Counsel representing plaintiffs’ interests recently weighed in on the Eleventh Circuit Court of Appeals ruling in Adams v. Laboratory Corp. of America, which determined that industry guidelines on how plaintiff’s experts must review Pap tests in the litigation context could not be applied to assess the reliability of an expert witness’s testimony under Federal Rule of Evidence 702 and Daubert v. Merrill Dow Pharmaceuticals, Inc., 509 U.S. 579 (1993). Further details about the Adams opinion appear in the August 14, 2014, issue of this Report. Some called the guidelines part of an “unprecedented attempt to limit access to the courts for women who are injured because of the negligent misreading of Pap smears.” Others indicated that the opinion will be helpful in persuading other courts that they should not “defer to professional groups with interest in the outcome of litigation.”
Some defense counsel argued that the Eleventh Circuit was wrong to criticize the professional societies that developed the guidelines, which were apparently designed to ensure that member testimony is “fair, reliable and represents the consensus of understanding within their community.” The College of American Pathologists (CAP), a group that prepared one of the guidelines on which the trial court based its decision to exclude the plaintiff expert’s testimony, reportedly indicated that it was “reviewing its policy” in light of Adams.

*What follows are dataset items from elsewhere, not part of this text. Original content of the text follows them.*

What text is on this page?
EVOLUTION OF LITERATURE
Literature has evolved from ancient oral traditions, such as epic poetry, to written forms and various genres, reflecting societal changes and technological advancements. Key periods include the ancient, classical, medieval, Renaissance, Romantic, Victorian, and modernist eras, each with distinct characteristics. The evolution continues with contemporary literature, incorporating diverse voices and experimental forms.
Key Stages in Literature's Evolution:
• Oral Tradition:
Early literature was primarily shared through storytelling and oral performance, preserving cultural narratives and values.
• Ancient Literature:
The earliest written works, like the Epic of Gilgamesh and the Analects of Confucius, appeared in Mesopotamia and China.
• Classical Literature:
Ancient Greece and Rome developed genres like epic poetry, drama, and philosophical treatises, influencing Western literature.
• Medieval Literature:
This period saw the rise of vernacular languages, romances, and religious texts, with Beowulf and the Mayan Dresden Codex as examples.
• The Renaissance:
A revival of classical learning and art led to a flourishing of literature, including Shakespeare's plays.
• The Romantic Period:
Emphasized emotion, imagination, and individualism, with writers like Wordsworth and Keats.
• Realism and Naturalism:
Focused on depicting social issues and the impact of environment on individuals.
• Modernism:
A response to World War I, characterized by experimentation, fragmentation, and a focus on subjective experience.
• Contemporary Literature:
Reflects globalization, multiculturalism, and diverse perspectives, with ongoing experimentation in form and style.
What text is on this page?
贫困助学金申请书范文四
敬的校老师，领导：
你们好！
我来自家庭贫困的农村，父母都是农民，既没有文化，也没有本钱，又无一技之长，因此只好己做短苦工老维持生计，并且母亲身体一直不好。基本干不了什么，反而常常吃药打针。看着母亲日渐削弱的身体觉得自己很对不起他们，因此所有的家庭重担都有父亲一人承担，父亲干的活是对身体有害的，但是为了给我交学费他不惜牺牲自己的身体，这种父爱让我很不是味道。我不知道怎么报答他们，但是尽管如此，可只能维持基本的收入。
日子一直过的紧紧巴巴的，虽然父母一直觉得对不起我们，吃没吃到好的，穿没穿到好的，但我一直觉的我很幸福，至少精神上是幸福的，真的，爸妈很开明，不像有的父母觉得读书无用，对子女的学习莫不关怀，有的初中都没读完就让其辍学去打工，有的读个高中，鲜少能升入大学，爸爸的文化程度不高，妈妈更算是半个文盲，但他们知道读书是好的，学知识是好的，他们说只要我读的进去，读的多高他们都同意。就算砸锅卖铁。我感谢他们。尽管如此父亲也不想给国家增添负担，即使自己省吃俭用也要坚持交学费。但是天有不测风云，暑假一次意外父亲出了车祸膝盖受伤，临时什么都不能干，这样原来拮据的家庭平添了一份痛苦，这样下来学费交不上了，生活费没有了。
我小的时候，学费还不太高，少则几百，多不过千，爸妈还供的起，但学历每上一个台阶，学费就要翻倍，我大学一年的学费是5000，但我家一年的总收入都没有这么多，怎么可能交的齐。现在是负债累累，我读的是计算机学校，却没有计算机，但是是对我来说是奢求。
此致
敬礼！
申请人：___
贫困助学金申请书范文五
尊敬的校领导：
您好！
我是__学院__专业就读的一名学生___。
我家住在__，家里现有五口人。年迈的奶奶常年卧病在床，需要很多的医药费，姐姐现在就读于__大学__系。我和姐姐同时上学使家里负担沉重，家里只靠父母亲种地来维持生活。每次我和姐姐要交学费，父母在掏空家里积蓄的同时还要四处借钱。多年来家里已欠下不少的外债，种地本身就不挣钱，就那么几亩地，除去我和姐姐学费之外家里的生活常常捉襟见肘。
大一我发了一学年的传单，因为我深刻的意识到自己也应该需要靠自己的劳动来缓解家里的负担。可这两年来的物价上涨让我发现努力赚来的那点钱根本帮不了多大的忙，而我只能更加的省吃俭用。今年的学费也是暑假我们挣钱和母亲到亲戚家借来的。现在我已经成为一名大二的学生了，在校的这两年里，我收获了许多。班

What particularly disturbed the Eleventh Circuit was that the rules applied only to plaintiffs’ experts; a plaintiff’s lawyer noted that they had not always been that way, and when drafted in 1998, the CAP rules were to apply to “both plaintiff and defense consultants and experts.” In 2000, when the American Society of Cytopathologists adopted its version, the group “dropped the requirement that experts who defend its members should reach their opinions in an unbiased or nonprejudicial manner.”

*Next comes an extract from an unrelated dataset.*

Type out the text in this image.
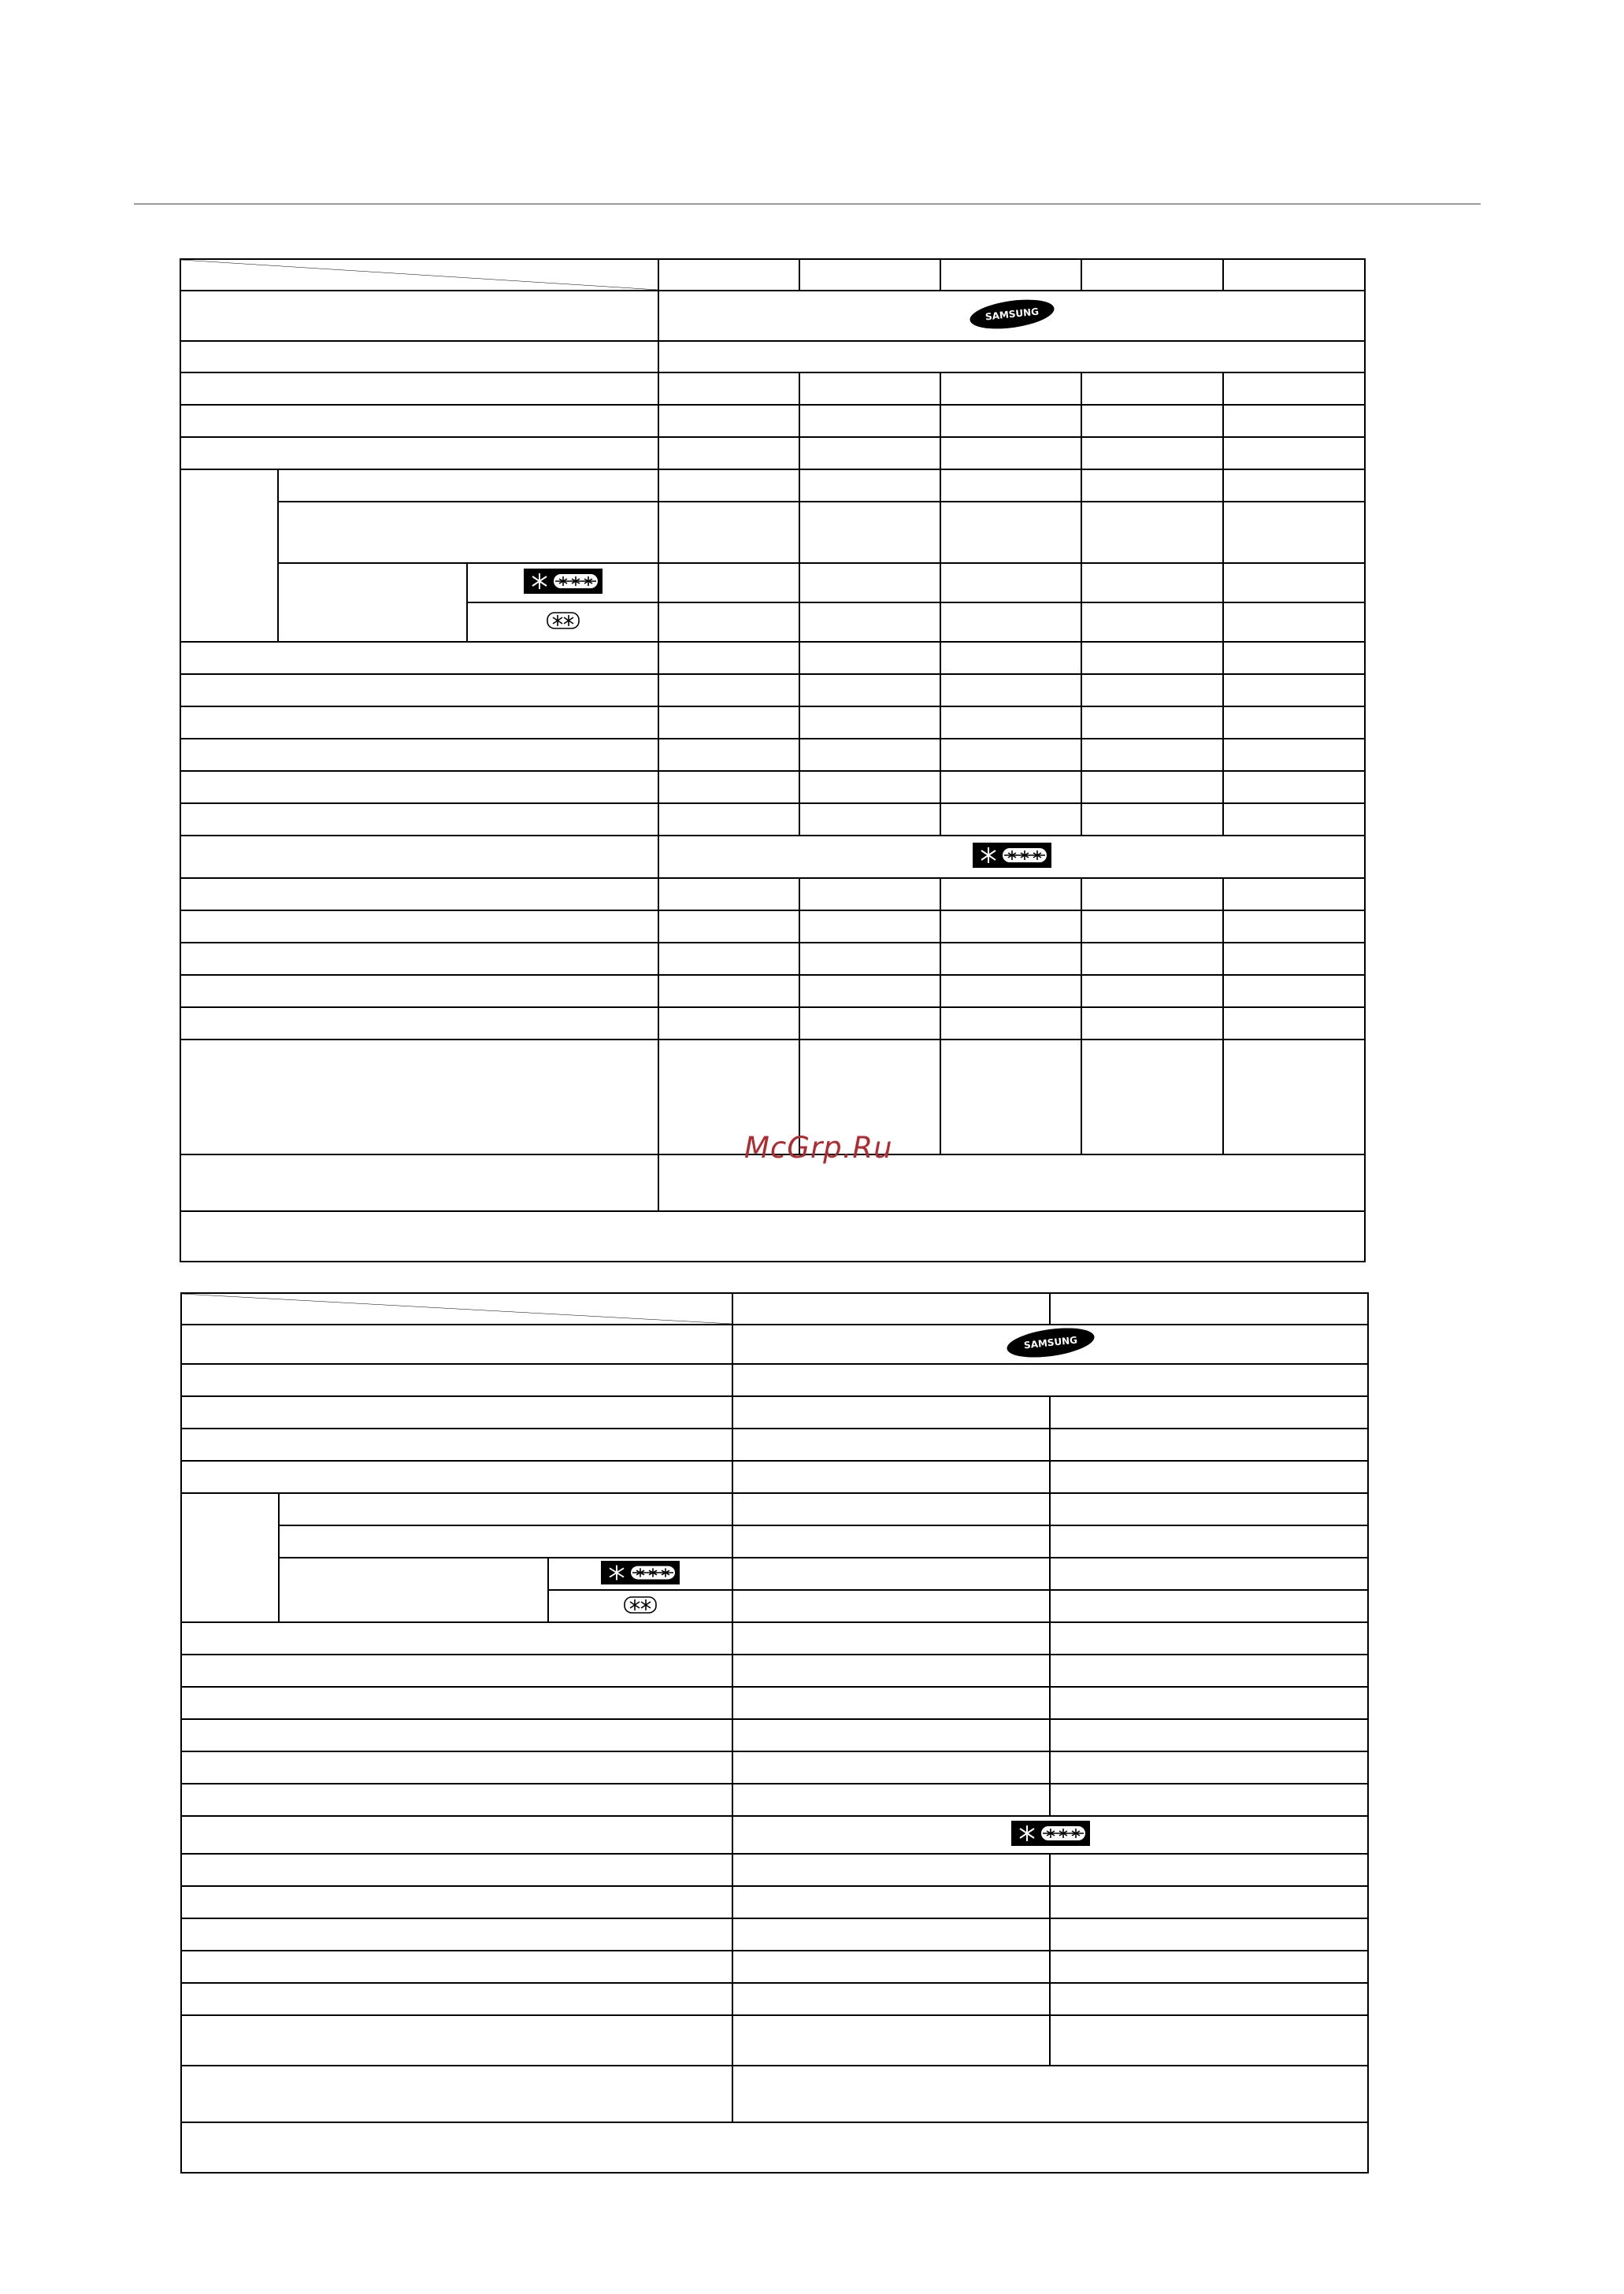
SAMSUNG				

SAMSUNG	

McGrp.Ru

Harvard Medical School Associate Professor of Medicine Aaron Kesselheim, who is also an attorney, said that such guidelines can help professional societies self-regulate, but the trial court should not have used them as “a hard and fast exclusionary rule that would take the place of the judge’s judgment.” He supported the Eleventh Circuit’s decision and said it sent a “strong message to societies about guidelines that ‘cross the line’ and directly seek to position themselves inside litigation processes (which this court saw as beyond the scope of the medical professional societies) as well as to district courts about relying solely on these guidelines as the only way of assessing expertise.” See Bloomberg BNA Product Safety & Liability Reporter™, September 4, 2014.